No offense taken. I love that everyone is trying to get me to make a suspension setup. My back would LOVE me for it and I appreciate everyone's input. I am still trying to remember to keep it as period correct as I can... not sure if Lakesters back in the day incorporated swing arms setups but it would be pretty cool and different. I found this picture on the web browsing my options and this might be something I could try. Here are my options so far. Option 1: I'd have to take some time to figure this out due to lack of space and would have to limit travel so I don't accidentally destroy the bottom of my tank on a larger bump, but this swingarm assembly looks like something that could be relatively compact as long as the driveshaft would have enough travel. It would be just like the rear suspension setup on my motorcycle. Option 2: Transverse leaf spring mounted forward of the rear axle. Just the same, I'd just have to make sure the driveshaft is long enough to have the proper travel necessary to work with a moving axle just the same as the swing arm option. With around 12 feet of working length inside the tank, I should have plenty of room to make that work and have a decently sizable driveshaft if needed. An IRS setup isn't feasible for me so I've checked that off the list. Unless my brain is thinking of it wrong, assembling the whole drivetrain on a rotating pivot would be an engineering nightmare for me, so that's a no-go. Thinking on the extreme side of things and potential possibilities I would have to get crazy with a shifter linkage and make sure that also has the ability to pivot. I'd have to account for wires and wire slack to ensure I wouldn't encounter broken wires during driveline rolls.

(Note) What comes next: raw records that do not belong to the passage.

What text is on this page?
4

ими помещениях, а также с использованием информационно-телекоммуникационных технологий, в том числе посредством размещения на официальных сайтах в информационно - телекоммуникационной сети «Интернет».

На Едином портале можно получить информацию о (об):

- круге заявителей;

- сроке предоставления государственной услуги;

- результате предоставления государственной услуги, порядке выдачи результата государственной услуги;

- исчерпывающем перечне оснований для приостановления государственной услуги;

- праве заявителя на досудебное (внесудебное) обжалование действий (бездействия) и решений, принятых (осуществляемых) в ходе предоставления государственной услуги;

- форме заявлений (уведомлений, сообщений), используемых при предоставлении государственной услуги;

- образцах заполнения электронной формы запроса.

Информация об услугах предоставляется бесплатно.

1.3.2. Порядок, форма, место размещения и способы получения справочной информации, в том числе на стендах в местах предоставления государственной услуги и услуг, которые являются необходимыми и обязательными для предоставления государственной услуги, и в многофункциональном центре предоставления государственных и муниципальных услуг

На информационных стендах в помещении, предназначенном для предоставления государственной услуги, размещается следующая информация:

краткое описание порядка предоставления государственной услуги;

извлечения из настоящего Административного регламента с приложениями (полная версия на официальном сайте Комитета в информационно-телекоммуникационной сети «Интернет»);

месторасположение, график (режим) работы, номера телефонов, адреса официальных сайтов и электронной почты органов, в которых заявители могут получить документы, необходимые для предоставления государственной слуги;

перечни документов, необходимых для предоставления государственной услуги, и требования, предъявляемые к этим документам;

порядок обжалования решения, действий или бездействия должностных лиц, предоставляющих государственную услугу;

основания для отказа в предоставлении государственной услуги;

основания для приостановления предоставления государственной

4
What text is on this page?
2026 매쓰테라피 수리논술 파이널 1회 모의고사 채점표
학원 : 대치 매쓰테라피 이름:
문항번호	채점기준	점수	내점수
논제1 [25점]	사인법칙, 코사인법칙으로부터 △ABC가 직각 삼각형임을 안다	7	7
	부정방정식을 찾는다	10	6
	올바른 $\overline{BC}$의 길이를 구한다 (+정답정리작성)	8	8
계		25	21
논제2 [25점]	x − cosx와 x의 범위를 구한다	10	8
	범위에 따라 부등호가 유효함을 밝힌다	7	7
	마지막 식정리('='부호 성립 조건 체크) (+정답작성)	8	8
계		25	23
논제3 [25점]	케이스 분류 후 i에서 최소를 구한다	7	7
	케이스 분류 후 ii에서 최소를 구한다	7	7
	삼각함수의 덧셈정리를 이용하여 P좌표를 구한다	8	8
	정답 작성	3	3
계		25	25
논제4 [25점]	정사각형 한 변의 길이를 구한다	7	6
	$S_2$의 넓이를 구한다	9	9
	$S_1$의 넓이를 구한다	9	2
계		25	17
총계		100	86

Your Tank is so long you can most likely (think T Bucket) use a driveshaft. The first thing you need to work out is how much room YOU need and then see what's left, you may be surprised and may not need complicated engineering to get rear suspension for the road. Since the body on your Tank is only about 22'' wide you may need to be in a reclined position, this will take up more room for the driver. Front axle placement will need to be your start as this is where you sit behind and comfit will not be great but that's part of having a Belly Tank. JW
That would be better for the street. This is a Land speed car. Don Waite built a mid engine roadster with swing arm in the 50’s.